はじめに
こんにちは、東京都港区の税理士法人インテグリティ、公認会計士・税理士の佐藤です。
公認会計士・税理士として港区や渋谷区、新宿区など東京23区のベンチャー企業や起業家様を支援してきた経験から、株式会社などの法人の方、フリーランス・個人事業主などの個人の方の税金や節税について解説します。
今回は、経費にできるパソコン(PC)の金額について説明します。
パソコンを経費に
そもそも、パソコンを「経費にできる、経費で落とす」とはどういう意味なのでしょうか。
ここで言う経費とは、税金を計算するうえで費用として認められるものを指します。
- 株式会社などの法人の場合は、「損金」といいます。
- フリーランス・個人事業主など個人の場合は、「必要経費」といいます。
これらが多ければ、その分だけ所得(税金計算上の儲け)が減るので節税になります。
通常、パソコンを購入した場合は固定資産として経理処理します。
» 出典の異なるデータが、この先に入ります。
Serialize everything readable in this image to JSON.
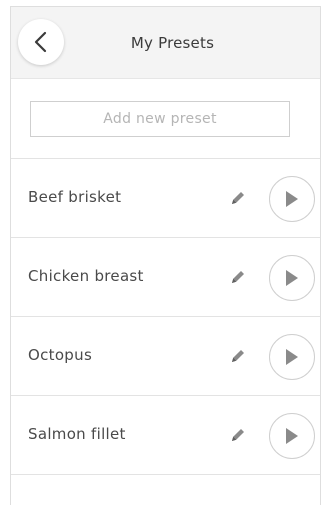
{
  "header": {
    "title": "My Presets",
    "back_icon": "chevron-left-icon"
  },
  "add_preset": {
    "label": "Add new preset"
  },
  "presets": [
    {
      "label": "Beef brisket",
      "edit_icon": "pencil-icon",
      "play_icon": "play-icon"
    },
    {
      "label": "Chicken breast",
      "edit_icon": "pencil-icon",
      "play_icon": "play-icon"
    },
    {
      "label": "Octopus",
      "edit_icon": "pencil-icon",
      "play_icon": "play-icon"
    },
    {
      "label": "Salmon fillet",
      "edit_icon": "pencil-icon",
      "play_icon": "play-icon"
    }
  ],
  "colors": {
    "header_bg": "#f4f4f4",
    "text": "#4a4a4a",
    "placeholder_text": "#b5b5b5",
    "border": "#cfcfcf",
    "icon": "#8a8a8a"
  }
}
固定資産は、その名のとおり経費ではなく資産なので、購入した時点では経費にはなりません。減価償却という手続きによって、数年間をかけて少しずつ経費になります。
しかし節税のためには、数年間をかけて少しずつ経費になんて悠長なことを言わずに、パソコン購入時に一括で経費にしたいものです。そこで税法は高価なパソコンでなければ、購入時に一括で経費にすることを認めています。
10万円未満のパソコン
10万円未満のパソコンを購入した場合は、一括で経費にすることができます。固定資産にする必要はありません。
10万円以上30万円未満のパソコン
10万円以上30万円未満のパソコンを購入した場合、下の条件をすべて満たすと、少額減価償却資産の特例を適用でき、一括で経費にすることとができます。
株式会社など法人の場合の条件
- 青色申告をしている
- 中小企業者である(資本金が1億円以下など)
- 平成28年3月31日までに購入している
- 購入した事業年度内に実際に使い始めている(箱の中に入れたままではダメ)
- その事業年度における購入額の合計が300万円以下
- 確定申告の際に「少額減価償却資産の取得価額に関する明細書」を提出
フリーランス・個人事業主など個人の場合の条件
- 青色申告をしている
- 平成28年3月31日までに購入している
- 購入した年内に実際に使い始めている(箱の中に入れたままではダメ)
- その年における購入額の合計が300万円以下
- 確定申告の際に「少額減価償却資産の取得価額に関する明細書」を提出
上の条件をひとつでも満たすことができない場合は、固定資産として経理処理することになります。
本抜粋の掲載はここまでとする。